Exotic U.S. mortgages are disappearing in the Spartan post-meltdown era, supplanted by a decidedly old-school mode of financing - cash.
In what experts say is a sign the battered U.S. housing market is cautiously finding a bottom, more Americans than ever are choosing to plunk down cold, hard cash to buy homes.
Cash was the currency of choice in 27 per cent of all homes purchased in the United States in March, according a survey by the U.S. National Association of Realtors (NAR).
That's up from 18 per cent a year earlier - and well above the historic norm of less than 10 per cent. Even those who do get mortgages are making much larger down payments than in the past.
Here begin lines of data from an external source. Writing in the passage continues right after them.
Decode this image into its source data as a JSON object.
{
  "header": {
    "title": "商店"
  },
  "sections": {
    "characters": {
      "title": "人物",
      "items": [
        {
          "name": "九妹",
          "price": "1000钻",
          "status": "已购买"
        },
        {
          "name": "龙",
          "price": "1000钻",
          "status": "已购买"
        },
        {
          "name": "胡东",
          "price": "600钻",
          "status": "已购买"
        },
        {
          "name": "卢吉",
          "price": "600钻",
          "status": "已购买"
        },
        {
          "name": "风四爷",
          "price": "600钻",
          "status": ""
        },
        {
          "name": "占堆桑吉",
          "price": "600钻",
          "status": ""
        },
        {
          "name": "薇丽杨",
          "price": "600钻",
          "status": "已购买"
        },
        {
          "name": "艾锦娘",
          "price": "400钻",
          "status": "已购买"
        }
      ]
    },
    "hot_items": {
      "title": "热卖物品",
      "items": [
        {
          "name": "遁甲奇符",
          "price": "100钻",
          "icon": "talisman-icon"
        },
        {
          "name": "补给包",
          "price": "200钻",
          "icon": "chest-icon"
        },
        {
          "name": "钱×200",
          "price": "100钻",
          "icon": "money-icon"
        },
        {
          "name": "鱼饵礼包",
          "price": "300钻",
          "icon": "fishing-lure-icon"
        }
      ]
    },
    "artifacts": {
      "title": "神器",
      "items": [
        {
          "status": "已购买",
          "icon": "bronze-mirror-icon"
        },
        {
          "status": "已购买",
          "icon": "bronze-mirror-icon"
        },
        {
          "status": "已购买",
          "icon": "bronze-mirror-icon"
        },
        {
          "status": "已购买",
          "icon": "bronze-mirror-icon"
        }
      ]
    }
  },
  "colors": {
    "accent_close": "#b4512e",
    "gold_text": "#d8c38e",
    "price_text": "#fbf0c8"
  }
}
"We've had this huge pendulum swing - from liar loans, no-doc loans and no-income loans - to no loans at all," NAR spokesman Walter Molony said. "We've gone to the opposite extreme."
Blame it on a combination of extremely tight credit conditions, a glut of foreclosed properties, sellers eager to get their money out without strings attached and a surge of buying by investors, who see the best real estate values in years and don't want to share the profits with lenders.
Even with interest rates at historic lows, banks are no longer offering the generous terms that were once commonplace.
Nowhere is this more the case than in the areas of the country that saw the most speculative excess in the boom years - California, Florida, Nevada and Arizona. In Miami, for example, well more than 50 per cent all transactions are now in cash.
"Nine out of 10 deals we do are all cash," said Miami real estate agent Peter Zalewski of Condo Vultures Realty.
"It's virtually the only way to get a deal done in south Florida, especially if the property is a condo."
The preference for cash is a function of both cautious lenders and nervous sellers, suggested Mr. Zalewski, who specializes in brokering bulk condo sales.
After being so badly burned during the boom, major national lenders have virtually pulled out of the Miami housing market, he said.
At the same time, sellers - many of them banks holding foreclosed properties - want the certainty and expediency of cash. In this new show-me-money environment, buyers with cash are beating out those waiting for financing.
"Sellers would rather take a lower price and close with all cash in two weeks, instead of waiting 30 to 60 days for a deal at a higher price that may or may not happen," Mr. Zalewski explained.
And the return of investor-purchasers to cities such as Miami is a sign that buyers believe prices have nowhere to go but up after the historic meltdown.
"People are going in with cash because they're confident it's the bottom," Mr. Zalewski said.
It isn't only investors who are paying in cash.
Mr. Molony said first-time buyers and those looking for loans on high-end properties are finding traditional financing tough to get. So they're selling their investments to raise money for a home, or borrowing from family and friends.
Investors accounted for 19 per cent of homes bought in the United States in March, up from 15 per cent in December, and a large percentage of those paid in cash, Mr. Molony said.
But the rest were ordinary home buyers, who are being turned down by lenders, in spite of the extraordinary efforts by the U.S. government to prop up the housing market.
"All-cash purchasing is just standing out," Mr. Molony said. "It's a really high share."
Buying without a mortgage means people are coming up with substantial liquid assets.
The median price of a single-family home in the United States was $164,300 (U.S.) in February; $170,200 for a condo.